Baird to critic: I did too read the bill
U.S. Rep. Brian Baird, D-Vancouver, may be a lame duck, but that hasn’t stopped the arch-conservative group Americans for Limited Government from taking pot-shots at him.
On Monday, ALG President Bill Wilson issued a statement headlined “Rep. Baird Admits Big ObamaCare Mistake.” The gist of his argument: Baird clearly failed to read the voluminous health reform bill passed by Congress in March because he let slip through a provision that would force small businesses to file 1099 forms with the Internal Revenue Service for every health care expenditure that exceeds $600.
The red tape requirement was apparently an unintended consequence of a section of the bill designed to raise $16 billion to help pay for health reform.
“If Rep.

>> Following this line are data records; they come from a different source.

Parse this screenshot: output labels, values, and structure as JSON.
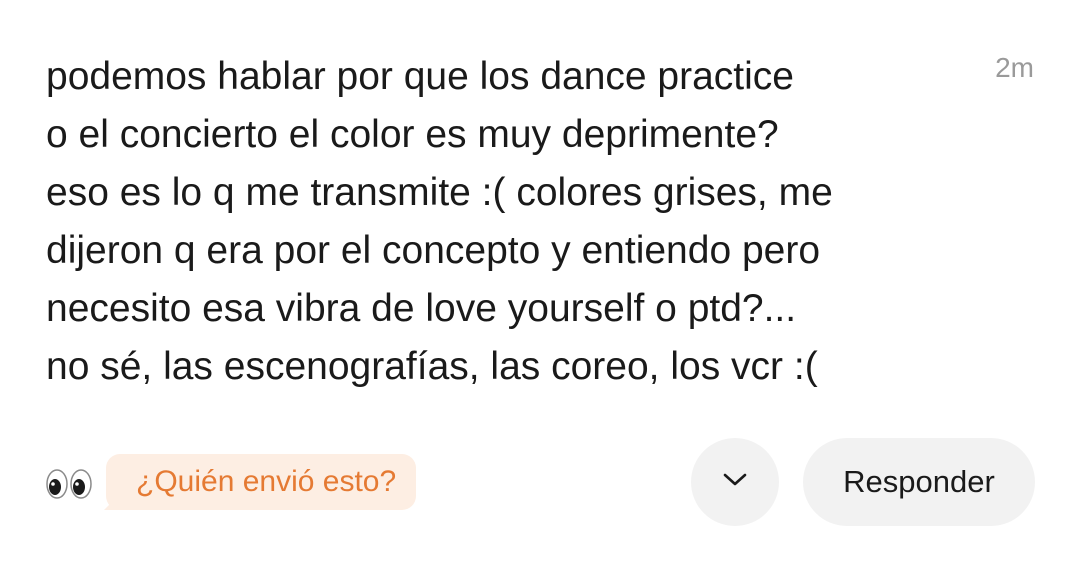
{
  "message": {
    "text": "podemos hablar por que los dance practice\no el concierto el color es muy deprimente?\neso es lo q me transmite :( colores grises, me\ndijeron q era por el concepto y entiendo pero\nnecesito esa vibra de love yourself o ptd?...\nno sé, las escenografías, las coreo, los vcr :(",
    "timestamp": "2m"
  },
  "footer": {
    "reaction_icon": "eyes-emoji",
    "who_sent_label": "¿Quién envió esto?",
    "expand_icon": "chevron-down-icon",
    "reply_label": "Responder"
  },
  "colors": {
    "accent": "#e57a33",
    "accent_bg": "#fdeee3",
    "button_bg": "#f2f2f2",
    "timestamp": "#9a9a9a"
  }
}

Baird had read the bill in the first place, and listened to his constituents, none of this would have been necessary,” Wilson said.
An effort to amend the bill to repeal the requirement failed to get the required two-thirds majority last Friday, before the House adjourned for its August break.
Baird has advocated for requiring a 72-hour “read the bill” provision in House rules since his early years in Congress.
Baird issued the following statement in response to the attack:
“I read the health care bill. I read the entire House and Senate bills, plus the reconciliation legislation. Additionally, I studied the Congressional Budget Office’s analyses of both bills and the reconciliation package . . . It’s because of my efforts that House members had three days to view the Senate legislation before the final vote.”
“Before I cast my vote for health care reform in March,” Baird continued, “I said the health care law was not perfect, but that it was much better than the status quo, which was unsustainable. One of my top priorities as a Member of Congress is that legislation be paid for. Both Republicans and Democrats agree on the need to make the change to prevent small businesses from being overburdened by red tape. The parties disagree on how to pay for the cost associated with the change.”
“The vote that’s been referred to by this national organization was taken last Friday,” Baird concluded. “We could have made this change then, but Republicans voted against it and it failed.”